Nov. 17, 2010 – Ethical dilemmas affect every lawyer’s practice. Issues relating to client files, prospective clients, conflicts, trust accounts, confidentiality, tribunals, communication with opposing parties, reporting professional misconduct and advertising arise frequently. This is the second in a series of questions and answers that appears each month in InsideTrack. The answers, offered by State Bar’s ethics counsel org tpierce wisbar Timothy Pierce, are intended to provide brief guidance only and are not legal authority. Each situation will depend on the facts and circumstances involved.
I met with a woman who was considering a divorce. I spoke with her for about an hour, discussing what would be involved in a divorce, what she might be able to expect in her situation, and what she hoped to achieve. She stated she was unsure if she wanted to proceed, but would let me know. I heard nothing from her for quite some time and more or less forgot about her. Then, 14 months later, a man called about possible divorce representation, stating that he had just been served by his wife’s lawyer. I ran a conflicts check and discovered that the wife was the woman I spoke to 14 months earlier, but who has never retained me. Can I represent this man?

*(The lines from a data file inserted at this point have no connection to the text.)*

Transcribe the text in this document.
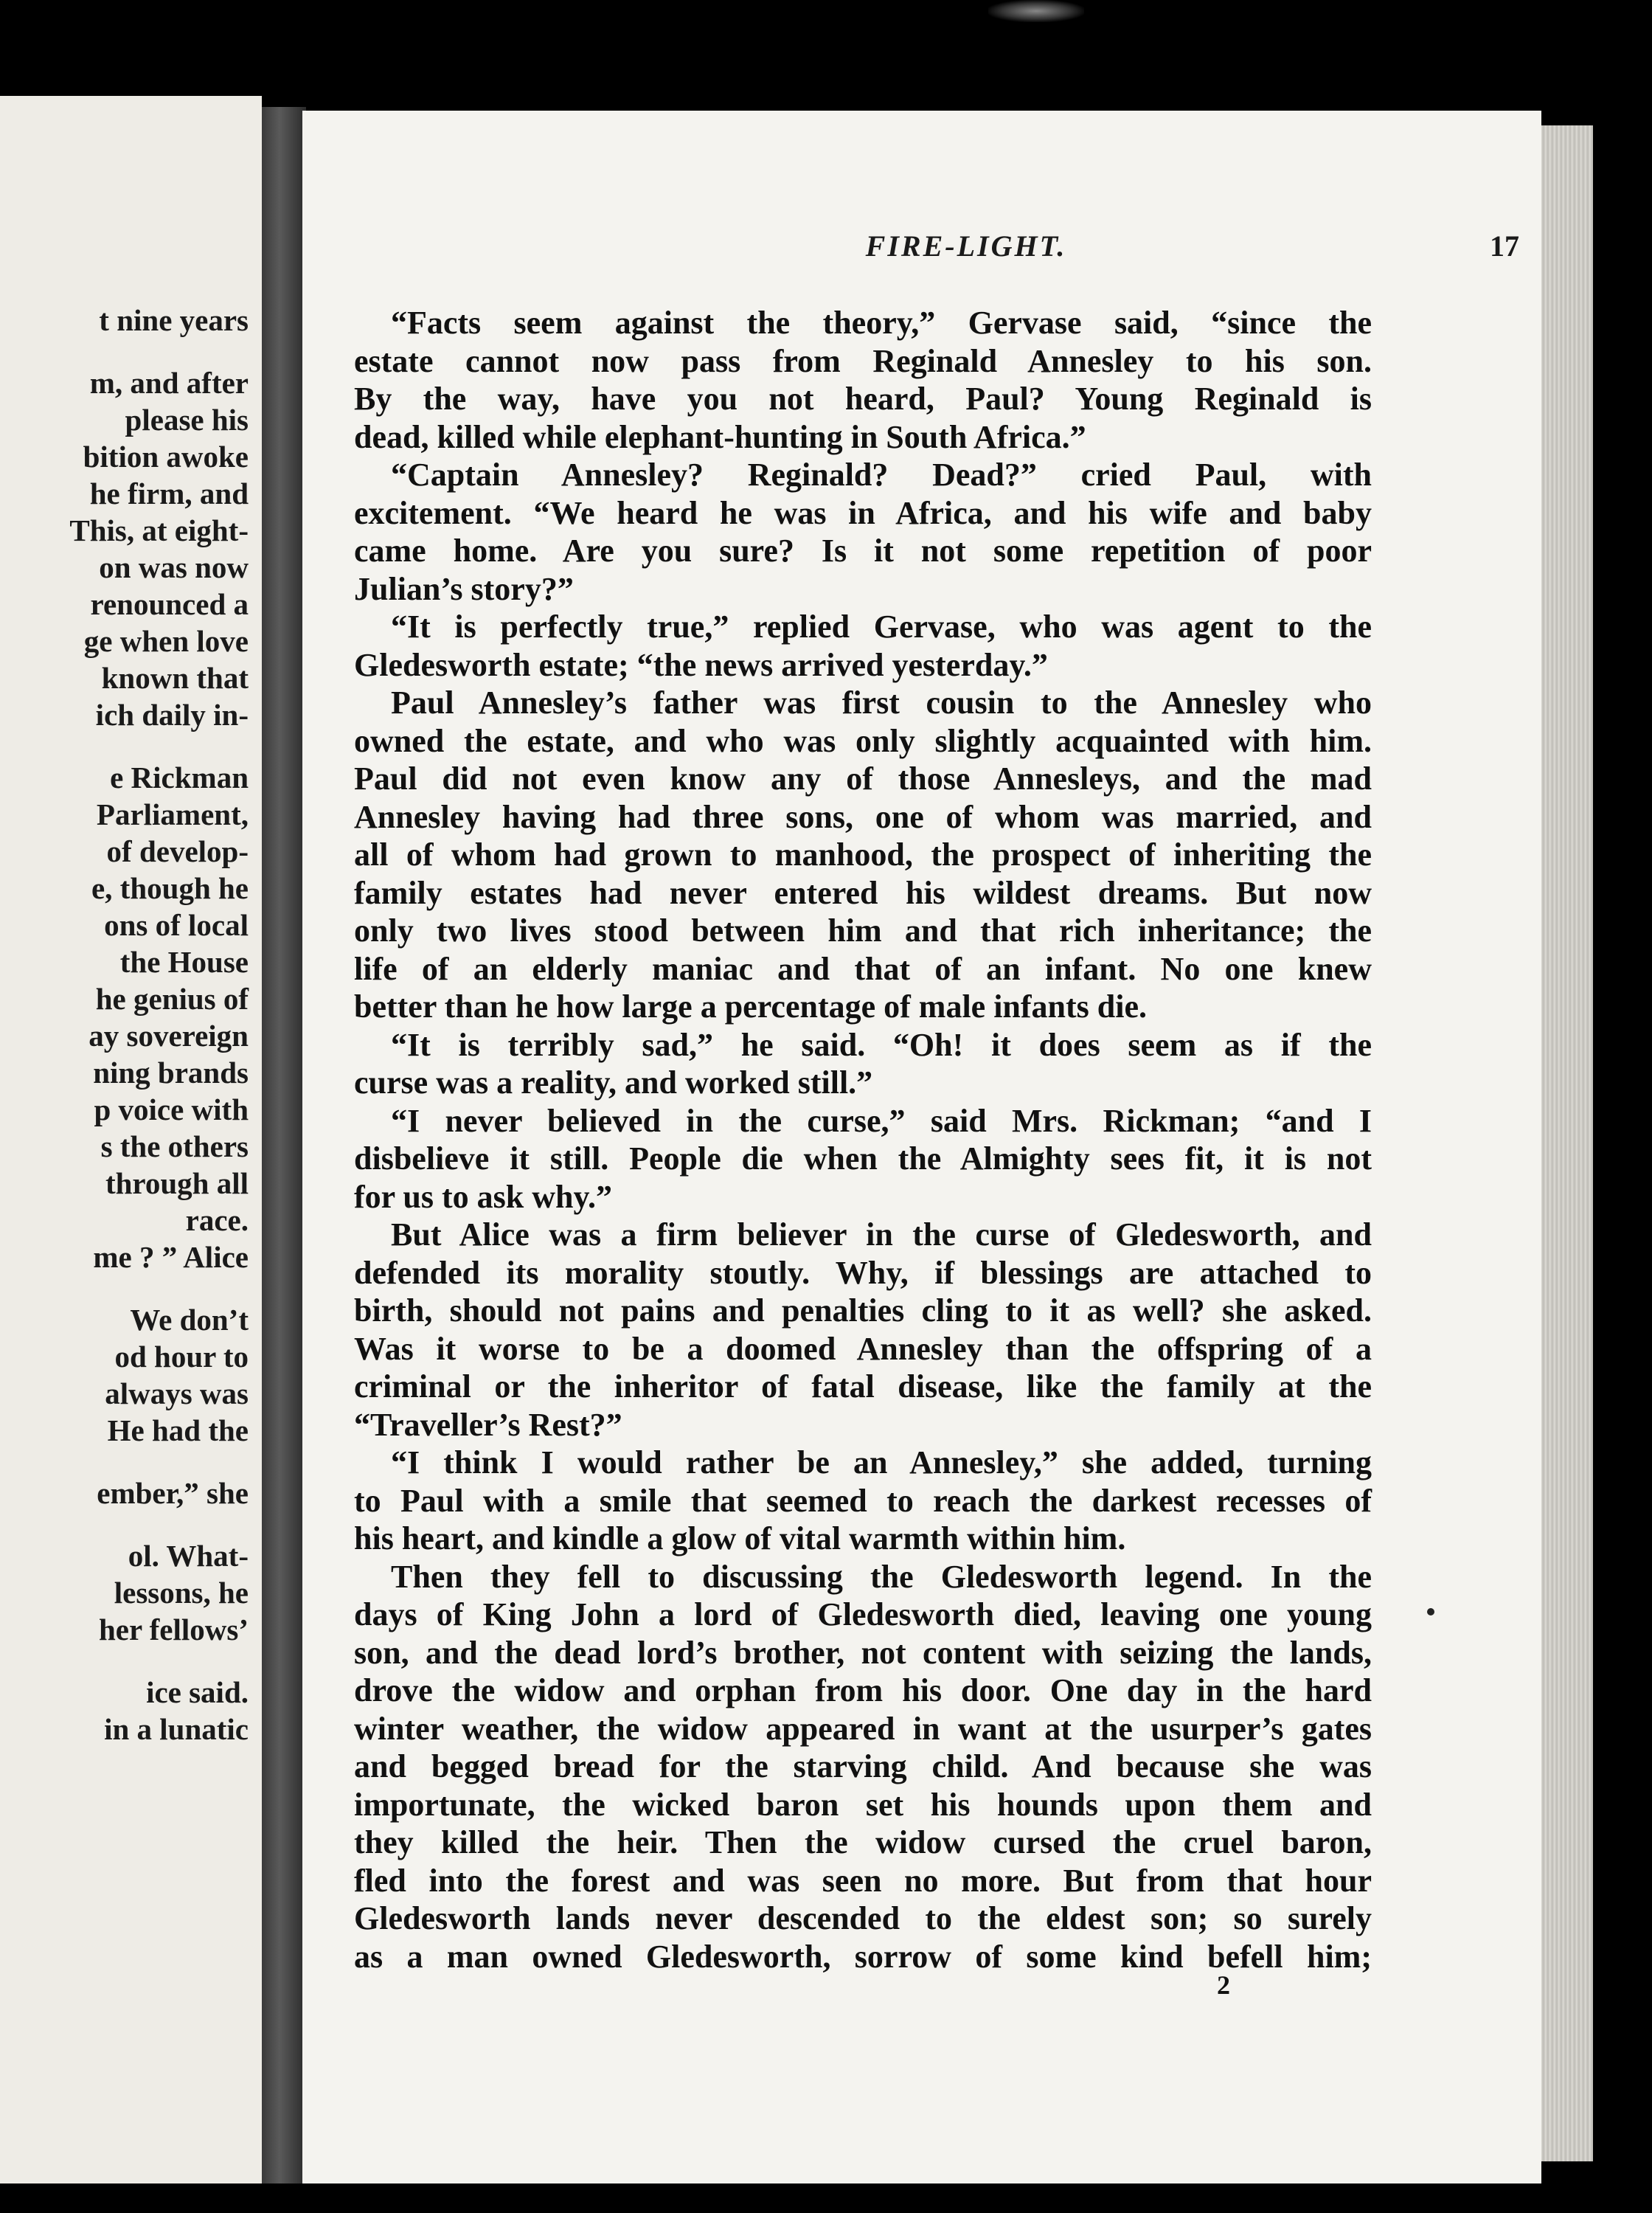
t nine years
m, and after
please his
bition awoke
he firm, and
This, at eight-
on was now
renounced a
ge when love
known that
ich daily in-
e Rickman
Parliament,
of develop-
e, though he
ons of local
the House
he genius of
ay sovereign
ning brands
p voice with
s the others
through all
race.
me ? ” Alice
We don’t
od hour to
always was
He had the
ember,” she
ol. What-
lessons, he
her fellows’
ice said.
in a lunatic
FIRE-LIGHT.	17
“Facts seem against the theory,” Gervase said, “since the
estate cannot now pass from Reginald Annesley to his son.
By the way, have you not heard, Paul? Young Reginald is
dead, killed while elephant-hunting in South Africa.”
“Captain Annesley? Reginald? Dead?” cried Paul, with
excitement. “We heard he was in Africa, and his wife and baby
came home. Are you sure? Is it not some repetition of poor
Julian’s story?”
“It is perfectly true,” replied Gervase, who was agent to the
Gledesworth estate; “the news arrived yesterday.”
Paul Annesley’s father was first cousin to the Annesley who
owned the estate, and who was only slightly acquainted with him.
Paul did not even know any of those Annesleys, and the mad
Annesley having had three sons, one of whom was married, and
all of whom had grown to manhood, the prospect of inheriting the
family estates had never entered his wildest dreams. But now
only two lives stood between him and that rich inheritance; the
life of an elderly maniac and that of an infant. No one knew
better than he how large a percentage of male infants die.
“It is terribly sad,” he said. “Oh! it does seem as if the
curse was a reality, and worked still.”
“I never believed in the curse,” said Mrs. Rickman; “and I
disbelieve it still. People die when the Almighty sees fit, it is not
for us to ask why.”
But Alice was a firm believer in the curse of Gledesworth, and
defended its morality stoutly. Why, if blessings are attached to
birth, should not pains and penalties cling to it as well? she asked.
Was it worse to be a doomed Annesley than the offspring of a
criminal or the inheritor of fatal disease, like the family at the
“Traveller’s Rest?”
“I think I would rather be an Annesley,” she added, turning
to Paul with a smile that seemed to reach the darkest recesses of
his heart, and kindle a glow of vital warmth within him.
Then they fell to discussing the Gledesworth legend. In the
days of King John a lord of Gledesworth died, leaving one young
son, and the dead lord’s brother, not content with seizing the lands,
drove the widow and orphan from his door. One day in the hard
winter weather, the widow appeared in want at the usurper’s gates
and begged bread for the starving child. And because she was
importunate, the wicked baron set his hounds upon them and
they killed the heir. Then the widow cursed the cruel baron,
fled into the forest and was seen no more. But from that hour
Gledesworth lands never descended to the eldest son; so surely
as a man owned Gledesworth, sorrow of some kind befell him;
2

The lawyer has a conflict and may only represent the husband with signed conflict waivers from both the wife and the husband. Lawyers owe duties of confidentiality and, to a certain extent, loyalty to prospective clients and hence may have conflicts with respect to prospective clients. When a lawyer has received information from a prospective client that could be significantly harmful to that prospective client, and here the lawyer clearly has received such information because the lawyer discussed the prospective client’s desired goals, that lawyer may not represent a client adverse to the prospective client in the same or substantially related matter. Note that the lawyer must keep information relating to the consultation with the prospective client confidential unless the lawyer has the informed consent of the prospective client to reveal that information.
References: SCR 20:1.18; State Bar of Wisconsin Formal Opinion E-89-5, ABA Formal Ethics Opinion 90-358; Restatement of the Law Governing Lawyers, §15.